Jeudi 18 février ; Paris.

Publié le par Paul-Marie Coûteaux


Etonnant progrès de la courtoisie, me semble-t-il chez les gens de Paris : commerçants, médecins, restaurateurs, relations diverses, tous semblent peu à peu convaincus q’il n’y a pas de secours caché, pas de secours en dehors de nous-mêmes, et de l’aide que les citoyens peuvent et doivent, dans la faillite de l’Etat, s’apporter mutuellement.
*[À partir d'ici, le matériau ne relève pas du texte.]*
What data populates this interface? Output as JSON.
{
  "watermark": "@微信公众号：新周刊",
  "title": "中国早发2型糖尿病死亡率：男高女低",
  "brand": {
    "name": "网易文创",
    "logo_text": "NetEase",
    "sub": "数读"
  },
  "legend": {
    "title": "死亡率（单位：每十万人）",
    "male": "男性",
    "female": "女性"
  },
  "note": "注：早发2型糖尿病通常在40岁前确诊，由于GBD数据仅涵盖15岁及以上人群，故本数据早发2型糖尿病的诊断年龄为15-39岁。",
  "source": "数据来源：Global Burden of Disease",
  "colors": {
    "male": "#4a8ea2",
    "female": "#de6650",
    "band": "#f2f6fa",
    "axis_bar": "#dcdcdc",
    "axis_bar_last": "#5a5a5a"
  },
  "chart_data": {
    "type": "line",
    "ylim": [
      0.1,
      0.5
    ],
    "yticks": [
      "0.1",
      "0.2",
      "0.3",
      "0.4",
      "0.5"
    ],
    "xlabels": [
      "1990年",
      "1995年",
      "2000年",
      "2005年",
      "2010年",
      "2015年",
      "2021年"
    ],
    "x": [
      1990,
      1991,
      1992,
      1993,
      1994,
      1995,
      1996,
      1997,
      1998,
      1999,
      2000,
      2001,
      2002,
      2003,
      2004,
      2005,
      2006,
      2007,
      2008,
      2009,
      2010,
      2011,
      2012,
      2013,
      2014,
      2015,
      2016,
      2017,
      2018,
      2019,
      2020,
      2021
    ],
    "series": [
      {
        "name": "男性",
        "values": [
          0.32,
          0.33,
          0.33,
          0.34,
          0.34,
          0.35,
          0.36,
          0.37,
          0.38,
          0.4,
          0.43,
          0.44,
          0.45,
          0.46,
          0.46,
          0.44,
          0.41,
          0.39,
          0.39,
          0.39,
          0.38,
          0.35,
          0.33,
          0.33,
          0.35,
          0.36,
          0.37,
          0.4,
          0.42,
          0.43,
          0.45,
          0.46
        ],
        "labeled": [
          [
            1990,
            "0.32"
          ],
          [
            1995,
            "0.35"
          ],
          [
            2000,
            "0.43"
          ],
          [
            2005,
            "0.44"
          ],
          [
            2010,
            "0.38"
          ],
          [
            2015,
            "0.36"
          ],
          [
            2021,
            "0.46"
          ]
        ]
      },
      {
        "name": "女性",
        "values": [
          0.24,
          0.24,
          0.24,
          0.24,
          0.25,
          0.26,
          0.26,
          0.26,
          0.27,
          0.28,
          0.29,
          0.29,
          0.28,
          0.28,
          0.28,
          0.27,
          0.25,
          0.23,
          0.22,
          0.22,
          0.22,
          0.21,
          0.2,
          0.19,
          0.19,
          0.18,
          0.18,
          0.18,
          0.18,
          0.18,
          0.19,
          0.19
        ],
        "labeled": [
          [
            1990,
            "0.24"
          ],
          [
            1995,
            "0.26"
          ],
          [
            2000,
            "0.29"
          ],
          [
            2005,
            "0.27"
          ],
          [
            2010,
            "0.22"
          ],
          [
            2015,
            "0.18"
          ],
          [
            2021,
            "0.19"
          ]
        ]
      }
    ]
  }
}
A cette gentillesse concourt peut-être le fait qu’un nombre incroyablement élevé de mes interlocuteurs a suivi l’émission que Frédéric Taddéï cansacre chaque mardi à « l’actualité de la semaine » et à laquelle il m’a convié –voici trois fois que cet excellent homme m’invite sur « son » plateau en quatre mois. Mais la composition dudit plateau (sont aussi conviés Madame Nicole Avril épouse de M. Elkabbach, MM. Jean Ziegler, François Koltès, arangeur, Stéphane Freiss, comédien, Arthur Dreyfus, jeune écrivain), me paraît plus représentative, une fois encore, de la mondanité parisienne du genre bobo que de la population française, comme le sont aussi les trois sujets retenus : la violence à l’école ; le fait qu’Alexandre Dumas soit représenté, dans la distribution d’un film récent, par M. Depardieu alors que celui-ci est blanc et non point mulâtre comme Dumas l’était ; une affaire de pédophilie entachant le clergé catholique d’Irlande, et la supposée tardive réponse de l’épiscopat comme de Rome : voilà qui me paraît fort loin des préoccupations des Français, comme des faits marquants de la semaine écoulée.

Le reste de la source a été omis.